An essential point is that the current crisis constitutes an exogenous shock similar to 9/11 in 2001 and Fukushima in 2011, rather than an endogenous shock like the 2008 credit crisis which can’t be corrected quickly or easily.
This suggest to us that, assuming the current health crisis doesn’t spin out of control, we should view it as a temporary phenomenon (however damaging) and start thinking as of now about the economic panorama likely to come afterwards and how financial markets will be affected.
The coronavirus outbreak has occurred against a very specific economic and financial backdrop
For the past five months, the Fed and other leading central banks were back to supporting financial markets (by slashing interest rates and expanding the money supply). The result was to drive markets up to historic heights.
The downside of this exceptional central-bank activism is that the Fed is now reluctant to shift those policies into overdrive. But in an economy in the throes of pandemic angst, markets plummeted dramatically from their previous heights.
From a macroeconomic standpoint, openness to China has hurt Europe more than the United States. Even if the public health issue gets resolved quickly, Europe’s more open economy will be more at the mercy of China’s success or failure at kick-starting its own growth engine than the US economy will.

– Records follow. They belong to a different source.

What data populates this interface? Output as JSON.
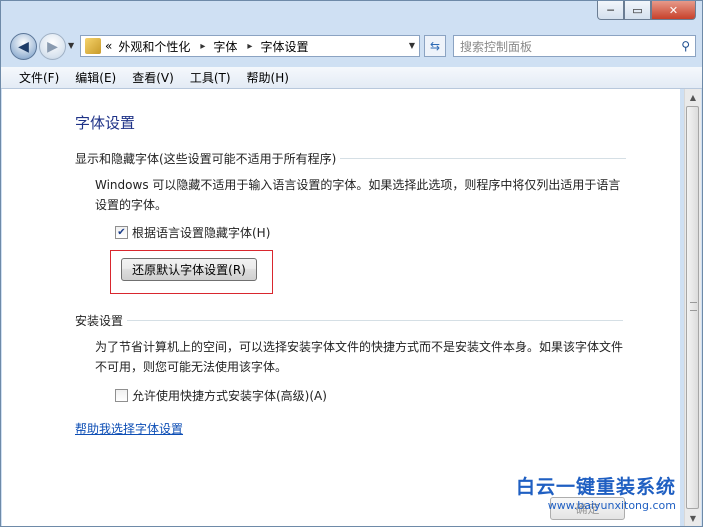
{
  "window": {
    "caption": {
      "minimize": "─",
      "maximize": "▭",
      "close": "✕"
    }
  },
  "nav": {
    "back_icon": "◀",
    "forward_icon": "▶",
    "history_icon": "▼",
    "address": {
      "overflow": "«",
      "segments": [
        "外观和个性化",
        "字体",
        "字体设置"
      ],
      "separator": "▸",
      "dropdown": "▼"
    },
    "refresh_icon": "⇆",
    "search": {
      "placeholder": "搜索控制面板",
      "icon": "⚲"
    }
  },
  "menu": [
    "文件(F)",
    "编辑(E)",
    "查看(V)",
    "工具(T)",
    "帮助(H)"
  ],
  "content": {
    "title": "字体设置",
    "section1": {
      "heading": "显示和隐藏字体(这些设置可能不适用于所有程序)",
      "description": "Windows 可以隐藏不适用于输入语言设置的字体。如果选择此选项，则程序中将仅列出适用于语言设置的字体。",
      "checkbox_label": "根据语言设置隐藏字体(H)",
      "checkbox_checked": "✔",
      "button_label": "还原默认字体设置(R)"
    },
    "section2": {
      "heading": "安装设置",
      "description": "为了节省计算机上的空间，可以选择安装字体文件的快捷方式而不是安装文件本身。如果该字体文件不可用，则您可能无法使用该字体。",
      "checkbox_label": "允许使用快捷方式安装字体(高级)(A)",
      "checkbox_checked": ""
    },
    "help_link": "帮助我选择字体设置",
    "ok_button": "确定"
  },
  "scrollbar": {
    "up": "▲",
    "down": "▼"
  },
  "watermark": {
    "main": "白云一键重装系统",
    "url": "www.baiyunxitong.com"
  }
}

How high are the chances of an economic upswing in China?
In opting for a drastic approach to Covid-19, the Beijing authorities resigned themselves to an economic slump in the first quarter. With no revenue coming in, many small companies will be facing a serious cash crunch.
So we can safely assume that providing those SMEs with emergency funding will be a key priority for the Chinese government. But considering the major external and internal constraints in China, we sense at this stage that any stimulus policies will prove rather disappointing, and much less effective than Beijing’s response to the 2003 SARS epidemic.

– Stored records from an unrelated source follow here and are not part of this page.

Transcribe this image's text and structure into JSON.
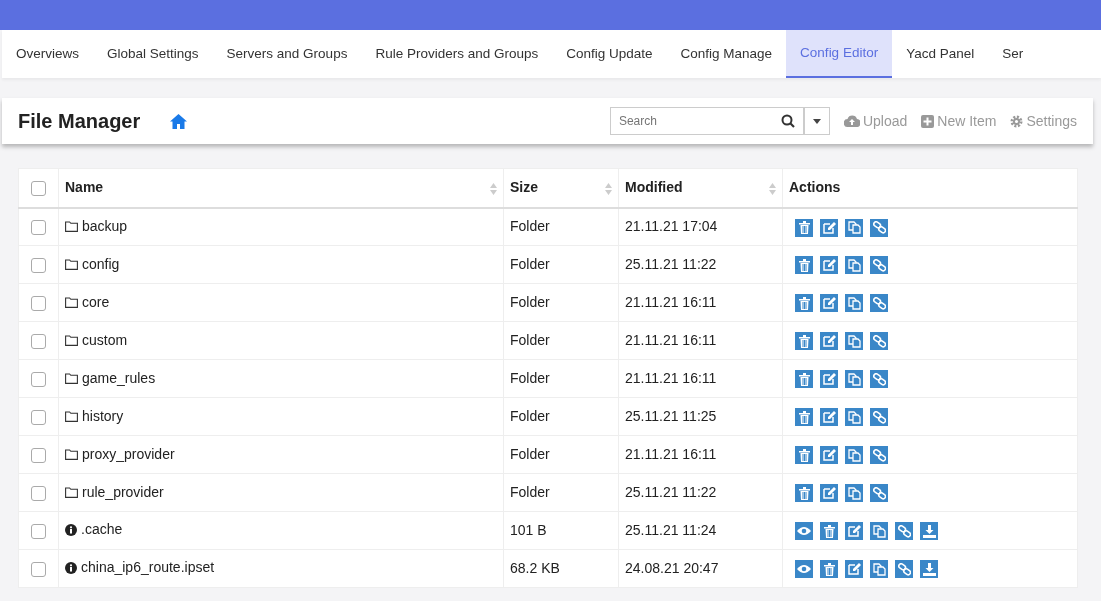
{
  "tabs": [
    {
      "label": "Overviews",
      "selected": false
    },
    {
      "label": "Global Settings",
      "selected": false
    },
    {
      "label": "Servers and Groups",
      "selected": false
    },
    {
      "label": "Rule Providers and Groups",
      "selected": false
    },
    {
      "label": "Config Update",
      "selected": false
    },
    {
      "label": "Config Manage",
      "selected": false
    },
    {
      "label": "Config Editor",
      "selected": true
    },
    {
      "label": "Yacd Panel",
      "selected": false
    },
    {
      "label": "Ser",
      "selected": false
    }
  ],
  "file_manager": {
    "title": "File Manager",
    "search": {
      "placeholder": "Search"
    },
    "toolbar": [
      "Upload",
      "New Item",
      "Settings"
    ]
  },
  "table": {
    "select_all": {
      "checked": false
    },
    "columns": [
      "Name",
      "Size",
      "Modified",
      "Actions"
    ],
    "rows": [
      {
        "kind": "folder",
        "name": "backup",
        "size": "Folder",
        "modified": "21.11.21 17:04",
        "checked": false,
        "actions": [
          {
            "kind": "delete"
          },
          {
            "kind": "edit"
          },
          {
            "kind": "copy"
          },
          {
            "kind": "link"
          }
        ]
      },
      {
        "kind": "folder",
        "name": "config",
        "size": "Folder",
        "modified": "25.11.21 11:22",
        "checked": false,
        "actions": [
          {
            "kind": "delete"
          },
          {
            "kind": "edit"
          },
          {
            "kind": "copy"
          },
          {
            "kind": "link"
          }
        ]
      },
      {
        "kind": "folder",
        "name": "core",
        "size": "Folder",
        "modified": "21.11.21 16:11",
        "checked": false,
        "actions": [
          {
            "kind": "delete"
          },
          {
            "kind": "edit"
          },
          {
            "kind": "copy"
          },
          {
            "kind": "link"
          }
        ]
      },
      {
        "kind": "folder",
        "name": "custom",
        "size": "Folder",
        "modified": "21.11.21 16:11",
        "checked": false,
        "actions": [
          {
            "kind": "delete"
          },
          {
            "kind": "edit"
          },
          {
            "kind": "copy"
          },
          {
            "kind": "link"
          }
        ]
      },
      {
        "kind": "folder",
        "name": "game_rules",
        "size": "Folder",
        "modified": "21.11.21 16:11",
        "checked": false,
        "actions": [
          {
            "kind": "delete"
          },
          {
            "kind": "edit"
          },
          {
            "kind": "copy"
          },
          {
            "kind": "link"
          }
        ]
      },
      {
        "kind": "folder",
        "name": "history",
        "size": "Folder",
        "modified": "25.11.21 11:25",
        "checked": false,
        "actions": [
          {
            "kind": "delete"
          },
          {
            "kind": "edit"
          },
          {
            "kind": "copy"
          },
          {
            "kind": "link"
          }
        ]
      },
      {
        "kind": "folder",
        "name": "proxy_provider",
        "size": "Folder",
        "modified": "21.11.21 16:11",
        "checked": false,
        "actions": [
          {
            "kind": "delete"
          },
          {
            "kind": "edit"
          },
          {
            "kind": "copy"
          },
          {
            "kind": "link"
          }
        ]
      },
      {
        "kind": "folder",
        "name": "rule_provider",
        "size": "Folder",
        "modified": "25.11.21 11:22",
        "checked": false,
        "actions": [
          {
            "kind": "delete"
          },
          {
            "kind": "edit"
          },
          {
            "kind": "copy"
          },
          {
            "kind": "link"
          }
        ]
      },
      {
        "kind": "file",
        "name": ".cache",
        "size": "101 B",
        "modified": "25.11.21 11:24",
        "checked": false,
        "actions": [
          {
            "kind": "view"
          },
          {
            "kind": "delete"
          },
          {
            "kind": "edit"
          },
          {
            "kind": "copy"
          },
          {
            "kind": "link"
          },
          {
            "kind": "download"
          }
        ]
      },
      {
        "kind": "file",
        "name": "china_ip6_route.ipset",
        "size": "68.2 KB",
        "modified": "24.08.21 20:47",
        "checked": false,
        "actions": [
          {
            "kind": "view"
          },
          {
            "kind": "delete"
          },
          {
            "kind": "edit"
          },
          {
            "kind": "copy"
          },
          {
            "kind": "link"
          },
          {
            "kind": "download"
          }
        ]
      }
    ]
  }
}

American exceptionalism gets a new lease of life
The United States enjoys two notable economic and financial advantages. Its economy is still relatively unexposed to China, and there have been large capital inflows into US government paper – viewed as the ultimate safe-haven investment.
This has led to a tumble in US Treasury yields that is also spilling over in part to mortgage rates. The effect will be easy access to financing for US consumers. The country’s privileged position should enable leading US growth stocks to extend an outperformance streak, which over the past decade has been fuelled primarily by those companies’ robust business models at a time of weak GDP growth and extremely low interest rates.
The market outlook
As previously mentioned, the Fed will be reluctant to ease monetary policy much further in the short run. What is more, if a lasting supply shock were to come on top of the demand shock, fiscal spending would be required anyway in addition to monetary policy intervention.

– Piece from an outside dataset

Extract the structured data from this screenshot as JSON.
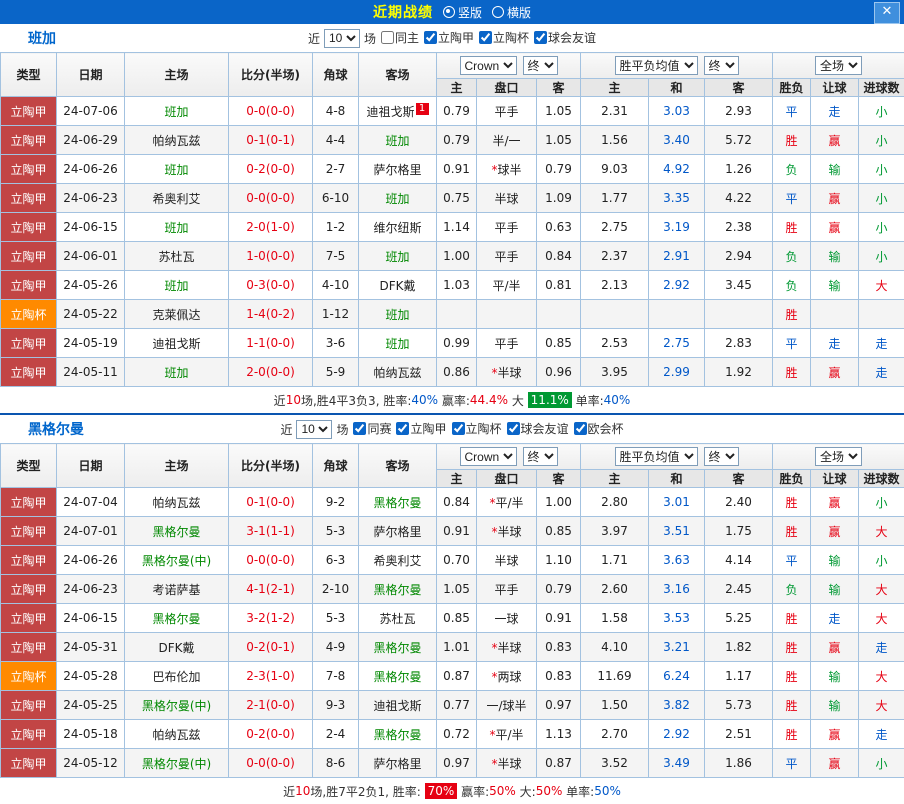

The market instability is likely to persist as long as the epidemic is still in the peak-anxiety acceleration phase outside of China, but this period should ultimately be followed by a period of relief when the public health situation gradually returns to normal. The key issue in short order will be implementing monetary and fiscal policies that are powerful enough to repair the damage to confidence, to supply chains and to investment.
Greater use of the fiscal spending weapon is still far from garnering consensus in Europe and seems constrained in China. But in the US it doesn’t appear to spook any of the presidential candidates. This suggests that the United States might be the first country to take decisive fiscal action – and in tandem with renewed monetary policy easing. If that scenario were to materialise, it just might entail significant US dollar depreciation.
It’s human nature to seek insurance after a storm breaks, while wishing that you’d done it sooner. But if the public health crisis turns out, as we expect, to be a relatively short-lived shock, the most suitable approach for investors will be:
(1) to maintain moderate exposure to stocks and bonds, while actively adjusting that exposure so as at least to cushion the impact of market instability;
(2) to make sure that earnings growth at companies in their portfolios remain high-quality and robust in any eventuality;
(3) to take advantage of arbitrage opportunities that arise from dislocations, most notably in the corporate credit space;
(4) to hold assets correlated to gold prices as a way to protect portfolios from a possible decline in the intrinsic value of the US dollar.